Let's remember the question: We want to find a number smaller than 30 with the most factors.
In the beginning of the video, Prof. Loh is trying to analyze the relationship between the number of factors of a number and the kinds of prime factors that make it up. That's why he only tests a few numbers:
17 (a big prime)
12 (a number made up of small primes)
28 (a number with not-as-small primes)
24 (a number close in size to 28 with smaller primes)
12 = 3 × 2² → 6 factors
28 = 7 × 2² → 6 factors
Wait; 12 and 28 have the same number of factors, but they are about the same size! Why is this? It's because the primes in 12 (2 and 3) are small, but 28 has a larger prime (7).
17 = 17 → 2 factors
And 17 is bigger than 12, but it only has 2 factors! Why is this? It's because it is a large prime number, which can't be "broken down" into any other numbers. This tells us that maybe we should steer clear away from numbers with large prime factors.

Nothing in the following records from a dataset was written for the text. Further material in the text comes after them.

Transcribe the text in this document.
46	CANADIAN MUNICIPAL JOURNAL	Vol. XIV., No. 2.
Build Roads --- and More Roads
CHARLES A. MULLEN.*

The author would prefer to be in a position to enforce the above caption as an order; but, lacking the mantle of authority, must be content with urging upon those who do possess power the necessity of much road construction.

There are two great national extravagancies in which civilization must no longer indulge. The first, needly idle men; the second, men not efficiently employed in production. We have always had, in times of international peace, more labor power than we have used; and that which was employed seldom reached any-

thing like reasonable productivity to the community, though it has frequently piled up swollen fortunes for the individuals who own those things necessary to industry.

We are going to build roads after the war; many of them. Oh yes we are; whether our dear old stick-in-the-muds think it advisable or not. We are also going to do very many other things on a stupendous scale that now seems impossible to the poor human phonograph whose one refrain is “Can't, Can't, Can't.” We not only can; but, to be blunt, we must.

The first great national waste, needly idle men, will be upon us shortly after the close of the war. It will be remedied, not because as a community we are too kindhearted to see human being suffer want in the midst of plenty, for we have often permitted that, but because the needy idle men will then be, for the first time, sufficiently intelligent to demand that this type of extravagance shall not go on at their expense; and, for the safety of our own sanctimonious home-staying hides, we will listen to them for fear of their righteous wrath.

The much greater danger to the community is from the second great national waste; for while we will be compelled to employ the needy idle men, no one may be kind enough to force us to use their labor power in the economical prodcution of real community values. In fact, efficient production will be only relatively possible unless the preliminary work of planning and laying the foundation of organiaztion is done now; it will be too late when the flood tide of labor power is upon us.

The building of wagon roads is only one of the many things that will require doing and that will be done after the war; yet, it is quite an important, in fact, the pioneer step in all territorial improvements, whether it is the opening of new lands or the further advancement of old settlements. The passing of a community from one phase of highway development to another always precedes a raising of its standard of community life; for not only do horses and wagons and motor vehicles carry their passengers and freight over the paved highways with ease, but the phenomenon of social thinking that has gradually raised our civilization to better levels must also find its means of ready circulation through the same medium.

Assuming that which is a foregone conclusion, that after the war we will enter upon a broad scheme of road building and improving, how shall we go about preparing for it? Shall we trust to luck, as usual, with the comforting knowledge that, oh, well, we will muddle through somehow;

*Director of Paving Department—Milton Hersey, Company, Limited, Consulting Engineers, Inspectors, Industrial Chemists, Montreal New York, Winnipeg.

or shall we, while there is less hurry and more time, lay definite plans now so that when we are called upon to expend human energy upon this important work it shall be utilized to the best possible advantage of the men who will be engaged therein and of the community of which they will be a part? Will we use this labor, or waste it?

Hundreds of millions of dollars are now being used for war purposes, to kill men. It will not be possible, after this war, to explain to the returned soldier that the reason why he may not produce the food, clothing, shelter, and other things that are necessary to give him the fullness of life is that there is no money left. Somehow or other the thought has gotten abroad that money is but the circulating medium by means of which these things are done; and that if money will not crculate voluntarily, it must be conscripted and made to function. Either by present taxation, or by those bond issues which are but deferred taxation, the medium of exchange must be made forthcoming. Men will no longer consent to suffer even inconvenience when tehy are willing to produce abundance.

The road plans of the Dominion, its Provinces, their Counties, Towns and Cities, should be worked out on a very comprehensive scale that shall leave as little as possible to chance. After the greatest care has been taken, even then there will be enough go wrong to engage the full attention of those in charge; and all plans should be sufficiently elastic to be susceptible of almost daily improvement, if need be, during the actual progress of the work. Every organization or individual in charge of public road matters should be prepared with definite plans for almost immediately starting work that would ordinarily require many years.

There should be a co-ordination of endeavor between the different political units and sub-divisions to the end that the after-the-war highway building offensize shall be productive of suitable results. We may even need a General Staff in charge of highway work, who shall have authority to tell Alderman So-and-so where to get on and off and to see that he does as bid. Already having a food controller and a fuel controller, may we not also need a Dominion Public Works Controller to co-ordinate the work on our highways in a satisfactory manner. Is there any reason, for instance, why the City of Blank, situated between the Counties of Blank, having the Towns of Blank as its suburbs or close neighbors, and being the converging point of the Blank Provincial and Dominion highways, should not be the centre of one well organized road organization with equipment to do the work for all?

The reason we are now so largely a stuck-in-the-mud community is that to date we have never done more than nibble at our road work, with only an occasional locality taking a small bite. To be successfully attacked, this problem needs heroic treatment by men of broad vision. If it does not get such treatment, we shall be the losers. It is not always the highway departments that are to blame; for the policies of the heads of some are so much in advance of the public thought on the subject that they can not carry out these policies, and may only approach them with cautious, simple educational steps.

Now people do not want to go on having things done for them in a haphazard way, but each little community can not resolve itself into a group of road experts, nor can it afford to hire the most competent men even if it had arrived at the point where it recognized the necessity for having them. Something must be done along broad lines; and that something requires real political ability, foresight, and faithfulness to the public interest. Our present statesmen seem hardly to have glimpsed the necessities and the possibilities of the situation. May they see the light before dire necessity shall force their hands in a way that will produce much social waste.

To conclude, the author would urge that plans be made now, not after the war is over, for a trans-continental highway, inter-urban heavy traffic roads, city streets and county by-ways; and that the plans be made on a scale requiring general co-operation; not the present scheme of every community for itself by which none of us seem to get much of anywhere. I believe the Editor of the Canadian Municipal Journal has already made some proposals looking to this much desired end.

We didn't have to try all possible numbers because we can use number sense to go for numbers composed of small primes.
Think about it: a 7 is worth as much as almost three 2's, since 2 × 2 × 2 = 8, which is close to 7. But the 2 × 2 × 2 will give us four choices for the number of 2's in the prime factorization of our number, which multiplies 4 to the number of factors. The 7 only will multiply the number of factors by 2 by comparison.
Math is neat because we can use intuition and number sense to guide us to make educated guesses. Then, when someone asks you for a five-digit number with the most factors, instead of trying out thousands of numbers, you'll be able to use these tricks to solve it, and it will take only a few minutes rather than a few hours!